The band then played a twelve and a half minute Set The Controls For The Heart Of The Sun without announcing it. They then played an eleven minute Cymbaline before Roger proclaimed "Okay. This is going to be our last tune. Thank you all for coming. It's called A Saucerful Of Secrets and we'll see you again some time". Unfortunately the original tape ran out after five and a half minutes into Saucerful. The show was recorded about fifty yards from the stage using a Sony TC80 mono portable cassette recorder, smuggled in a schoolbag, and a normal position BASF cassette (chrome wasn't available in 1971)!
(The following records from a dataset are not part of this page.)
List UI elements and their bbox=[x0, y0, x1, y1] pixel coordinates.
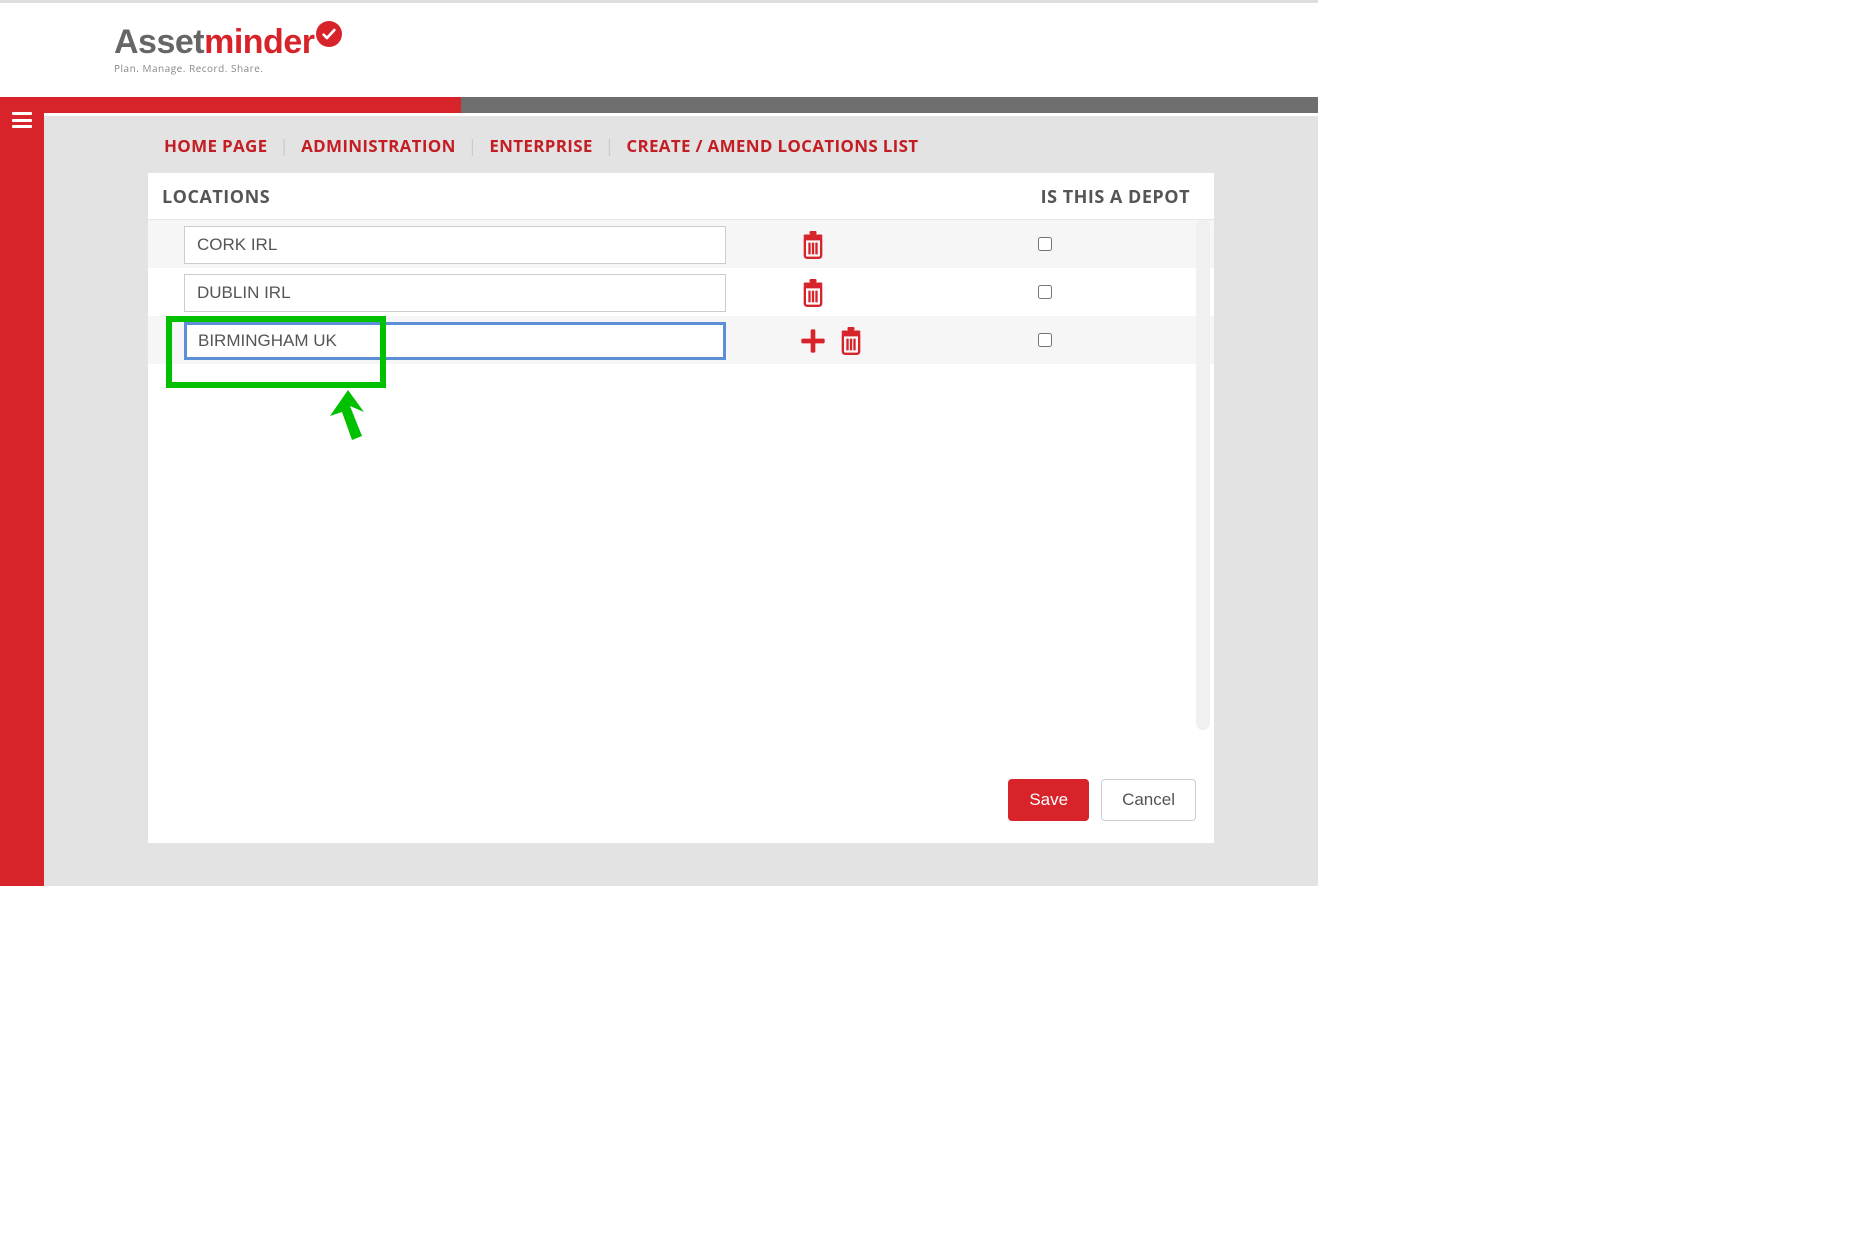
add-icon[interactable] bbox=[798, 326, 828, 356]
hamburger-icon[interactable] bbox=[12, 112, 32, 128]
breadcrumb-current: CREATE / AMEND LOCATIONS LIST bbox=[626, 134, 918, 157]
depot-checkbox[interactable] bbox=[1038, 237, 1052, 251]
breadcrumb-enterprise[interactable]: ENTERPRISE bbox=[489, 134, 592, 157]
brand-word-asset: Asset bbox=[114, 25, 204, 59]
brand-word-minder: minder bbox=[204, 25, 314, 59]
logo-bar: Assetminder Plan. Manage. Record. Share. bbox=[0, 3, 1318, 97]
breadcrumb-sep: | bbox=[605, 134, 615, 157]
locations-grid bbox=[148, 220, 1214, 364]
trash-icon[interactable] bbox=[798, 278, 828, 308]
save-button[interactable]: Save bbox=[1008, 779, 1089, 821]
cancel-button[interactable]: Cancel bbox=[1101, 779, 1196, 821]
trash-icon[interactable] bbox=[836, 326, 866, 356]
panel-title: LOCATIONS bbox=[162, 185, 270, 209]
location-input[interactable] bbox=[184, 322, 726, 360]
location-row bbox=[148, 220, 1214, 268]
location-row bbox=[148, 316, 1214, 364]
card-header: LOCATIONS IS THIS A DEPOT bbox=[148, 173, 1214, 220]
nav-stripe bbox=[0, 97, 1318, 113]
location-input[interactable] bbox=[184, 226, 726, 264]
breadcrumb-sep: | bbox=[279, 134, 289, 157]
depot-checkbox[interactable] bbox=[1038, 285, 1052, 299]
brand-tagline: Plan. Manage. Record. Share. bbox=[114, 61, 342, 75]
trash-icon[interactable] bbox=[798, 230, 828, 260]
depot-checkbox[interactable] bbox=[1038, 333, 1052, 347]
brand-check-icon bbox=[316, 21, 342, 47]
locations-card: LOCATIONS IS THIS A DEPOT Save Cancel bbox=[148, 173, 1214, 843]
panel-depot-header: IS THIS A DEPOT bbox=[1041, 185, 1190, 209]
location-input[interactable] bbox=[184, 274, 726, 312]
breadcrumb-home[interactable]: HOME PAGE bbox=[164, 134, 267, 157]
location-row bbox=[148, 268, 1214, 316]
content-area: HOME PAGE | ADMINISTRATION | ENTERPRISE … bbox=[44, 116, 1318, 886]
brand-logo: Assetminder Plan. Manage. Record. Share. bbox=[114, 25, 342, 75]
scrollbar[interactable] bbox=[1196, 220, 1210, 730]
card-footer: Save Cancel bbox=[1008, 779, 1196, 821]
breadcrumb: HOME PAGE | ADMINISTRATION | ENTERPRISE … bbox=[44, 116, 1318, 173]
breadcrumb-sep: | bbox=[468, 134, 478, 157]
sidebar bbox=[0, 100, 44, 886]
annotation-arrow-icon bbox=[330, 390, 376, 454]
breadcrumb-admin[interactable]: ADMINISTRATION bbox=[301, 134, 456, 157]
Pink Floyd, Melbourne 1971 ticketWith the Melbourne concert out of the way, Pink Floyd made their way to Sydney for an afternoon performance at Randwick Racecourse. Before they went on stage, they were interviewed for the GTK (Get To Know) programme in one of the rooms at Randwick (see transcription in the Pink Floyd Interviews section of this site). The GTK programme was a short (five to ten minute) music show that was screened weeknights before the 6pm news. The Floyd interview lasted for nearly nine minutes. This is the only interview on film that features all four members talking together!

As yet, no audio recording of the Sydney concert has surfaced, but the GTK programme aired a two minute, fifteen second film with audio taken from the Ummagumma version of Careful With That Axe, Eugene. This showed the band surrounded by the audience with the cameraman at the top of the stands, achieving good closeups of the band, stage, and audience. It is not known how much of the concert was filmed, but this segment is all that has survived. The third part of the GTK show was a two and a half minute clip for Set The Controls using the Saucerful album version. It featured three girls running around in the desert and is an Australian only promo. This was broadcast after the band left Australia on Tuesday 17th August 1971.

No one here (Australia) who saw the Floyd in 1971 knows anything about a 1972 tour. I am still seeking information on this, but I believe the March 1972 dates were cancelled as was the Japan gig on the 11th March 1971.

Note: This article first appeared in Brain Damage Magazine


Report by Peter Calcroft

I, too, attended the Sydney show in question, in 1971. Unfortunately it was a very poor show, and the author above is right in blaming the organisers... it was not at all the fault of the band.

There was a gale force wind blowing across the audience and the band was huddled together on a small, makeshift stage that barely contained their equipment. The sound, that we the audience heard, was just a loud din, barely recognisable as music. I can still remember the look of frustration and distress on David Gilmour and Roger Waters faces as they tried to make the best of the appalling conditions. I made up for it, however, by seeing them again, under ideal circumstances this time, whilst visiting the UK some years later. This later show remains one of the main highlights of my more than thirty years of concert going.

Please understand, though, I was only thirteen years old at the time, and had not yet developed any sense of the importance of what I was witnessing on that day in 1971. However, even as a boy, I was quite perceptive and able to recognise the fact that the problems of that afternoon were not of the bands' making.

What also surprised me was the small size of the crowd. I don't know the exact numbers but it couldn't have been more than four or five thousand people. That, and the "host", "on-stage announcer", call him what you will, pleading with the crowd, "Please, people, The Pink Floyd are perfectionists!". This, in response to the moans and groans from the audience about the delays in getting the show started.